The specific site is at 2401 S I-35 in District Three. It’s near multiple schools and shares a fence with homes, which opponents stressed as risks during public comments.
Members of the public who spoke fell on both sides on whether the purchase should happen or not, but most speakers said they saw the need for a housing navigation center. Some opposed the creation of a new center altogether.
The opposition largely characterized the center’s potential clients as a potential threat to them and their families. Supporters said that those clients could include families and Austin ISD students.
The proposal to purchase the property came after a search began in June for a new location for the services provided at the Sunrise Homeless Navigation Center.

Councilmember Marc Duchen moved to table the item for 30 days, but it was not seconded.
Ahead of the vote, CM José Velásquez, who represents district three, said he would vote no on the proposal to give the community more time to present a better plan to the public.
“We cannot lose the humanity of the issue,” he said.

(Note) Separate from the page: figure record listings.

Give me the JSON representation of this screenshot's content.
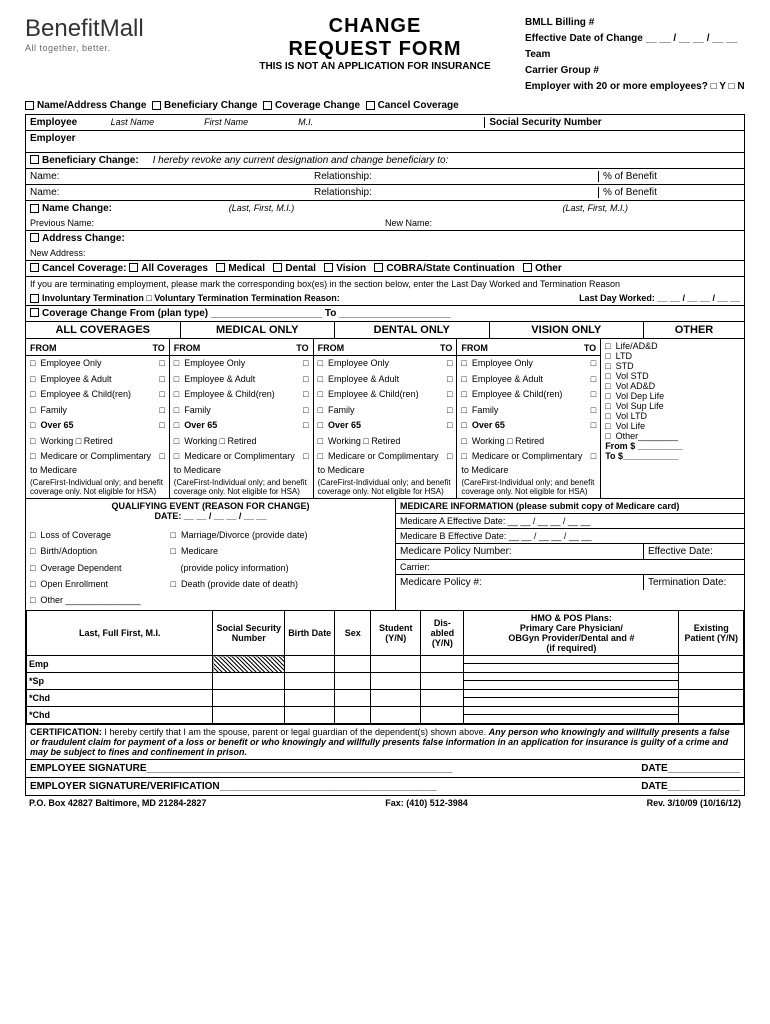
{
  "logo": {
    "brand1": "Benefit",
    "brand2": "Mall",
    "tagline": "All together, better."
  },
  "title": "CHANGE",
  "title2": "REQUEST FORM",
  "subtitle": "THIS IS NOT AN APPLICATION FOR INSURANCE",
  "rightInfo": {
    "l1": "BMLL Billing #",
    "l2": "Effective Date of Change __ __ / __ __ / __ __",
    "l3": "Team",
    "l4": "Carrier Group #",
    "l5": "Employer with 20 or more employees? □ Y □ N"
  },
  "changeTypes": [
    "Name/Address Change",
    "Beneficiary Change",
    "Coverage Change",
    "Cancel Coverage"
  ],
  "employee": {
    "label": "Employee",
    "last": "Last Name",
    "first": "First Name",
    "mi": "M.I.",
    "ssn": "Social Security Number"
  },
  "employer": "Employer",
  "beneficiary": {
    "label": "Beneficiary Change:",
    "note": "I hereby revoke any current designation and change beneficiary to:",
    "name": "Name:",
    "rel": "Relationship:",
    "pct": "% of Benefit"
  },
  "nameChange": {
    "label": "Name Change:",
    "hint1": "(Last, First, M.I.)",
    "hint2": "(Last, First, M.I.)",
    "prev": "Previous Name:",
    "new": "New Name:"
  },
  "addressChange": {
    "label": "Address Change:",
    "new": "New Address:"
  },
  "cancelCov": {
    "label": "Cancel Coverage:",
    "opts": [
      "All Coverages",
      "Medical",
      "Dental",
      "Vision",
      "COBRA/State Continuation",
      "Other"
    ],
    "note": "If you are terminating employment, please mark the corresponding box(es) in the section below, enter the Last Day Worked and Termination Reason",
    "termTypes": "Involuntary Termination □ Voluntary Termination  Termination Reason:",
    "lastDay": "Last Day Worked: __ __ / __ __ / __ __"
  },
  "covChange": "Coverage Change   From (plan type) ____________________ To ____________________",
  "covCols": [
    "ALL COVERAGES",
    "MEDICAL ONLY",
    "DENTAL ONLY",
    "VISION ONLY",
    "OTHER"
  ],
  "fromTo": {
    "from": "FROM",
    "to": "TO"
  },
  "covOpts": [
    "Employee Only",
    "Employee & Adult",
    "Employee & Child(ren)",
    "Family"
  ],
  "covBold": "Over 65",
  "covWork": "Working □  Retired",
  "covMed1": "Medicare or Complimentary to Medicare",
  "covMed2": "(CareFirst-Individual only; and benefit coverage only. Not eligible for HSA)",
  "otherOpts": [
    "Life/AD&D",
    "LTD",
    "STD",
    "Vol STD",
    "Vol AD&D",
    "Vol Dep Life",
    "Vol Sup Life",
    "Vol LTD",
    "Vol Life",
    "Other________"
  ],
  "otherFrom": "From $ _________",
  "otherTo": "To $___________",
  "qualEvent": {
    "title": "QUALIFYING EVENT (REASON FOR CHANGE)",
    "date": "DATE:    __ __ / __ __ / __ __",
    "col1": [
      "Loss of Coverage",
      "Birth/Adoption",
      "Overage Dependent",
      "Open Enrollment",
      "Other _______________"
    ],
    "col2": [
      "Marriage/Divorce (provide date)",
      "Medicare",
      "(provide policy information)",
      "Death (provide date of death)"
    ]
  },
  "medicare": {
    "title": "MEDICARE INFORMATION (please submit copy of Medicare card)",
    "a": "Medicare A Effective Date: __ __ / __ __ / __ __",
    "b": "Medicare B Effective Date: __ __ / __ __ / __ __",
    "policy": "Medicare Policy Number:",
    "eff": "Effective Date:",
    "carrier": "Carrier:",
    "policy2": "Medicare Policy #:",
    "term": "Termination Date:"
  },
  "depHeaders": [
    "Last,       Full First,         M.I.",
    "Social Security Number",
    "Birth Date",
    "Sex",
    "Student (Y/N)",
    "Dis-abled (Y/N)",
    "HMO & POS Plans:\nPrimary Care Physician/\nOBGyn Provider/Dental and  #\n(if required)",
    "Existing Patient (Y/N)"
  ],
  "depRows": [
    "Emp",
    "*Sp",
    "*Chd",
    "*Chd"
  ],
  "cert": {
    "label": "CERTIFICATION:",
    "text1": "I hereby certify that I am the spouse, parent or legal guardian of the dependent(s) shown above.",
    "text2": "Any person who knowingly and willfully presents a false or fraudulent claim for payment of a loss or benefit or who knowingly and willfully presents false information in an application for insurance is guilty of a crime and may be subject to fines and confinement in prison."
  },
  "sig1": "EMPLOYEE SIGNATURE",
  "sig2": "EMPLOYER SIGNATURE/VERIFICATION",
  "sigDate": "DATE",
  "footer": {
    "addr": "P.O. Box 42827 Baltimore, MD 21284-2827",
    "fax": "Fax: (410) 512-3984",
    "rev": "Rev. 3/10/09       (10/16/12)"
  }
}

Duchen, Velásquez and CM Zo Qadri voted against the item. The council’s eight other members carried the item to passage.
In a Wednesday interview with KXAN’s Grace Reader, Mayor Kirk Watson said that the proposed center would have been controversial no matter where the city tried to put it.
“Certainly there is a subset of that population of our community that worries, and I don’t dismiss those worries about where it gets located,” he said. “In order to address the needs of people living homeless and to solve this problem, this humanitarian problem we have, we’re going to need to have certain types of facilities that meet certain types of needs.”
He noted that unlike other navigation centers in Austin, a city-owned facility would give Austin the ability to set and enforce the center’s rules.
“One of the things I say is with all the success that we’re seeing in approaching how we address people living homeless, we have to keep moving forward,” Watson said. “We have to keep making investments that will help us in this. And I don’t have any question that a new Navigation Center will help us continue moving forward.”